561. There may be ownership of all inanimate things which are capable of appropriation, or of manual delivery; of all domestic animals; of all obligations; of such products of labor or skill, as the composition of an author, the good will of a business, trade-marks and signs; and of rights created or granted by statute. Wild animals.

562. Animals wild by nature are the subjects of ownership while living, only when on the land of the person claiming them, or when tamed, or taken and held in possession, or disabled and immediately pursued. Real and personal property.

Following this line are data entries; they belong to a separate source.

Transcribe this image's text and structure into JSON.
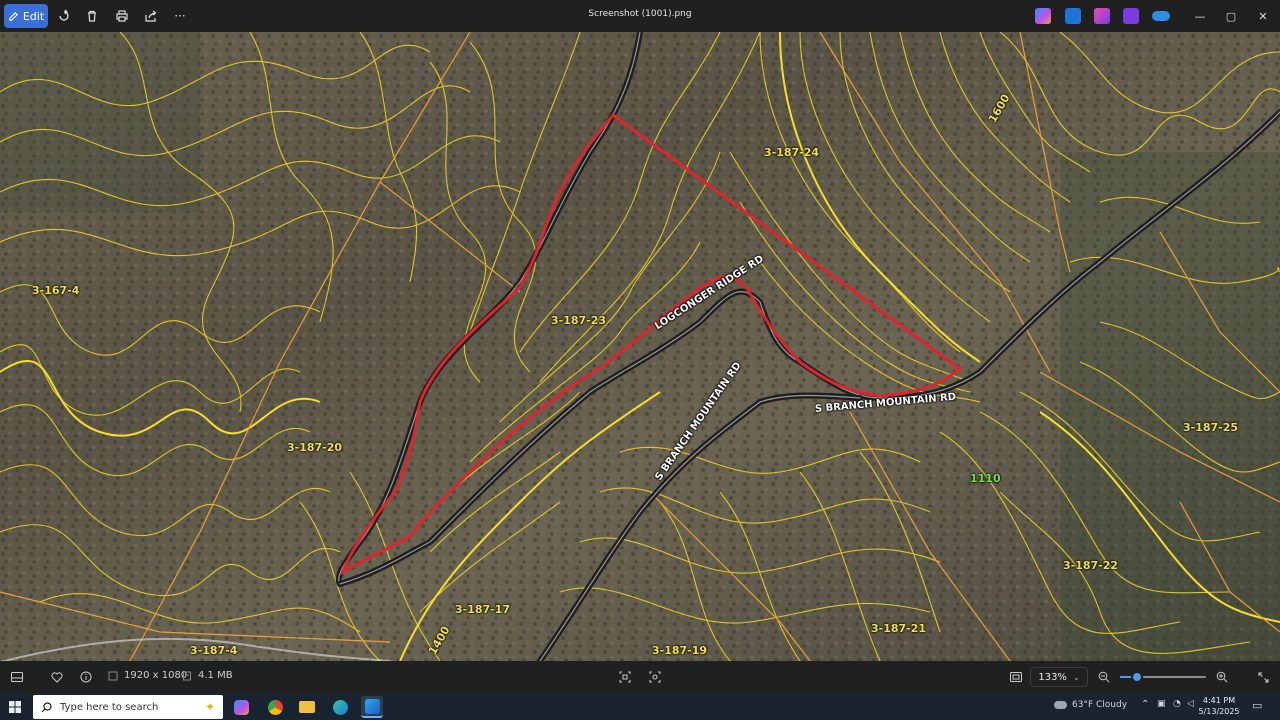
{
  "toolbar": {
    "edit_label": "Edit",
    "title": "Screenshot (1001).png",
    "more_label": "···",
    "window_controls": {
      "minimize": "—",
      "maximize": "▢",
      "close": "✕"
    },
    "app_icons": [
      "copilot-icon",
      "photoshop-express-icon",
      "designer-icon",
      "clipchamp-icon",
      "onedrive-icon"
    ]
  },
  "map": {
    "parcel_labels": [
      "3-187-24",
      "3-167-4",
      "3-187-23",
      "3-187-20",
      "3-187-25",
      "3-187-22",
      "3-187-17",
      "3-187-21",
      "3-187-19",
      "3-187-4"
    ],
    "contour_labels": [
      "1600",
      "1400"
    ],
    "elevation_label": "1110",
    "road_labels": [
      "LOGCONGER RIDGE RD",
      "S BRANCH MOUNTAIN RD",
      "S BRANCH MOUNTAIN RD"
    ],
    "colors": {
      "contour": "#e9d32a",
      "parcel_line": "#e8a13a",
      "boundary": "#e0242e",
      "road": "#1f1f1f"
    }
  },
  "status": {
    "dimensions": "1920 x 1080",
    "file_size": "4.1 MB",
    "zoom": "133%",
    "zoom_level_fraction": 0.2
  },
  "taskbar": {
    "search_placeholder": "Type here to search",
    "weather": "63°F  Cloudy",
    "time": "4:41 PM",
    "date": "5/13/2025"
  }
}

563. For the purposes of this Code, property is designated as either,

1. Real or immovable; or,

2. Personal or movable.

Real property.

564. Real or immovable property consists of,

1. Land;

2. That which is affixed to land; and,

3. That which is incidental or appurtenent to land. The existing rule of international law is, that the question whether an article of property is or is not an immovable, is to be determined by the law of the place where such article of property is locally situated. Story, Confl. of L., § 447; Fœlix, Droit Intern. Privé, vol. I., p. 121. The above Article, and the four following, which are taken from the Civil Code, reported for the State of New York, are proposed here in order to secure a uniform rule for all cases arising under this Code.

Land.

565. Land is the solid material of the earth, whatever may be the ingredients of which it is composed, whether soil, rock, or other substance.

Fixtures.

566. A thing is deemed to be affixed to land when it is attached to it by roots, as in the case of trees, vines, or shrubs; or imbedded in it, as in the case of walls; or permanently resting upon it, as in the case of buildings; or permanently attached to what is thus permanent, as by means of nails, bolts or screws.

Appurtenances.

567. A thing is deemed to be incidental' or appurtenant' to land, when it is by right used with the land for its benefit; as in the case of a way, or watercourse; or of light, air or heat, from or across the land of another.

1 Smyles v. Hastings, 22 New York Rep., 217, 222.

2 Lampman v. Milks, 21 New York Rep., 505, 511.

3 Ackroyd v. Smith, 10 Common Bench Rep., 164, 187.

Personal property.

568. Every kind of property that is not real, or immovable, is personal, or movable.

Property in possession, or in action.

569. Personal property is of two kinds: 1. Property in possession; and,

2. Property in action.

Property in possession can only be such as is capable of manual delivery.

Law of immovables.

570. The law of the place where immovables are situate, exclusively regulates and determines the rights of parties, the modes of transfer, or of charging or otherwise disposing thereof, whether between living persons or by will, and the formalities to accompany them.

As to the extent to which this rule is adopted on the Continent of Europe, and among other States which have followed the French Code, see Felix, Droit Intern. Privé, vol. I. p. 119.

The form in which the rule is stated in Curtis v. Hutton, 14 Vesey's Rep., 536 (approved in Oakey v. Bennett, 11 Howard U. S. Supreme Ct. Rep., 33, 45, as a clear and precise statement of a doctrine uniformly recognized by the American courts), is as follows:

The validity of every disposition of real estate depends upon the law of the country in which that estate is situated.